Believing that science and theology are two windows onto the same
landscape, he set out to persuade scientists to delve into religion. He
went directly to the American Association for the Advancement of Science
with an offer of $1 million to create the AAAS Dialogue between Science and
Religion. Not everyone was happy about the AAAS selling part of its soul to
Templeton. Two years ago Templeton died, but the monster he created
carries on without him.
Francisco Ayala, an evolutionary geneticist and molecular biologist at the
University of California, Berkeley was awarded the 2010 Templeton Prize in
a ceremony yesterday at the National Academy of Sciences in Washington DC.
A genuinely good person, Ayala authored "On Being a Scientist," a NAS
pamphlet on scientific ethics that should be part of the education of every
scientist. Ayala is a staunch opponent of Intelligent Design. The first
recipient of the Templeton Prize was Mother Theresa in 1973; in 1982 it was
Billy Graham, and in 1993 Charles Colson of Watergate fame, but his award
was delayed until he got out of prison. Most of the others who won the
prize are not household names. In 1999, however, Templeton had an
epiphany. Every recipient since has been a scientist or philosopher,
including one Nobel laureate, Charles Townes. News accounts put the cash
value of the Templeton prize at $1 million, but its now closer to $1.5
million, making it the largest cash prize for intellectual accomplishment
in the world. The endowment for the prize stipulates that the cash value
shall always be larger than the Nobel Prize. Its awarded annually
for "spiritual progress." How did the NAS get into this? Having once
sought to buy the American Association for the Advancement of Science, the
Templeton foundation must have set its sights on a bigger prize.

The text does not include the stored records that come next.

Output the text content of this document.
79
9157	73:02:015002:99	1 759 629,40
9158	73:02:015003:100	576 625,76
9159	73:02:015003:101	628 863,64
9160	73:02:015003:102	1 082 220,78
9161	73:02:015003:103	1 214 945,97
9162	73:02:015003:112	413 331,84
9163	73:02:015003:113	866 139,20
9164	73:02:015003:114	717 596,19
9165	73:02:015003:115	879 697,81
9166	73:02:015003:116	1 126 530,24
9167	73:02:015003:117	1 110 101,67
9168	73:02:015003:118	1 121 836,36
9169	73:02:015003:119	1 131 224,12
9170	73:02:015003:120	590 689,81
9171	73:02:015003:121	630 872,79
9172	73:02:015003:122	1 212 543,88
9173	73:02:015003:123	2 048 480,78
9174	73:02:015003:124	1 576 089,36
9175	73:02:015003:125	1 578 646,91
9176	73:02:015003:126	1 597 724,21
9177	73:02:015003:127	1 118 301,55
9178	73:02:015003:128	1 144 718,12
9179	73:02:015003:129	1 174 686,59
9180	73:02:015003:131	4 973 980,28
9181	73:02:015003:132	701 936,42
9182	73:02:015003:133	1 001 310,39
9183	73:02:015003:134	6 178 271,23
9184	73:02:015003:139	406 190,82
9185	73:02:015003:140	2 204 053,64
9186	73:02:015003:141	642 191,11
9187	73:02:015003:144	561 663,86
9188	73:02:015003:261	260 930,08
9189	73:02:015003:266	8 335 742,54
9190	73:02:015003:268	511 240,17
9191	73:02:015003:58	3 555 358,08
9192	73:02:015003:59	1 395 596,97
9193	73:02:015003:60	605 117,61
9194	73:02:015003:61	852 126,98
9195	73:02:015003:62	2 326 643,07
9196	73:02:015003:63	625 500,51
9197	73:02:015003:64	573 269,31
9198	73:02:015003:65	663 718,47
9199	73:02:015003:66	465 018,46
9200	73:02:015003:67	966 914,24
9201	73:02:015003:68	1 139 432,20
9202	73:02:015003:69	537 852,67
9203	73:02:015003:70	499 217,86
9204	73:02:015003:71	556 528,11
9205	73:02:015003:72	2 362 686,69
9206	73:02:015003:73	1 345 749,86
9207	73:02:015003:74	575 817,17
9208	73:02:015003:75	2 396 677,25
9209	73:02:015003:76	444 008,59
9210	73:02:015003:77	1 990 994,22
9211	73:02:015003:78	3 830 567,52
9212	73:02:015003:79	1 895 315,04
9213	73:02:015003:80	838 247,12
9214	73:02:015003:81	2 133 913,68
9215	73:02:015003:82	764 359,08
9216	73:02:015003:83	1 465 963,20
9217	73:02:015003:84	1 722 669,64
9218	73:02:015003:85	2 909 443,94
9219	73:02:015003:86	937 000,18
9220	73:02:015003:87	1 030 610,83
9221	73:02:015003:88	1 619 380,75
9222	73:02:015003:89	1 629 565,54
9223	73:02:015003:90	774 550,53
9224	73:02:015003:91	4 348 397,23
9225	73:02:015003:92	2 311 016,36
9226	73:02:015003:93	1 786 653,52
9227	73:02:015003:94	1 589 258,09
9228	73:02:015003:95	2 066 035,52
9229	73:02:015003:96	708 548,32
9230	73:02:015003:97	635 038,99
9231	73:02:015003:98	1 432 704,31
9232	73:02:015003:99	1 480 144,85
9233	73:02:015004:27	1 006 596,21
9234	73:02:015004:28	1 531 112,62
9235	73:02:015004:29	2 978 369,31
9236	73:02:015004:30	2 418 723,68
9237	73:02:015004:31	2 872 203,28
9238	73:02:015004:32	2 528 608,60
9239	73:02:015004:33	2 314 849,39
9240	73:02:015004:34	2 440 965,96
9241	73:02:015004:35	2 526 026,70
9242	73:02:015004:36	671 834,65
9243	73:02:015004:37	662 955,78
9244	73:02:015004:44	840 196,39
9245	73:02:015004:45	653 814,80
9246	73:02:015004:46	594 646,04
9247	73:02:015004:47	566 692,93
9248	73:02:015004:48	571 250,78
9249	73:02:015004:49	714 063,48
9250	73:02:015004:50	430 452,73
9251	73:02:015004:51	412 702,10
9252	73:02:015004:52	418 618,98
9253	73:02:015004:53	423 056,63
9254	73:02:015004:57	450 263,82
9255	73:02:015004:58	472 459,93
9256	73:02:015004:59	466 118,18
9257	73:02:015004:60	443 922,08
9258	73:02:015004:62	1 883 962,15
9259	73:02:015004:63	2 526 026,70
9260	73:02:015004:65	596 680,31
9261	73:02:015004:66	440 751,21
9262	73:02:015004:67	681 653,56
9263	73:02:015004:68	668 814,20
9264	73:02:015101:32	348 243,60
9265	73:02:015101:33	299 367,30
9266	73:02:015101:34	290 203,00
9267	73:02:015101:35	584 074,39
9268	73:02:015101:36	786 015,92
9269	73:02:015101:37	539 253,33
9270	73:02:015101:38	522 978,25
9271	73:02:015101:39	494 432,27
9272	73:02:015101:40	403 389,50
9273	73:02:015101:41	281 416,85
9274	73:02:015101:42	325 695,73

John Broder in today's New York Times says the concept of "cap and trade"
is in wide disrepute, with opponents branding it "cap and tax." So what do
we do? Of course we need to increase efficiency, reduce waste and protect
the environment, but these things will only slow the process we're already
in. What must be done is to reduce the fertility rate to below two, and
keep it below two until world population drops to about a third of what it
is now. It requires no draconian measures. We have only to educate women.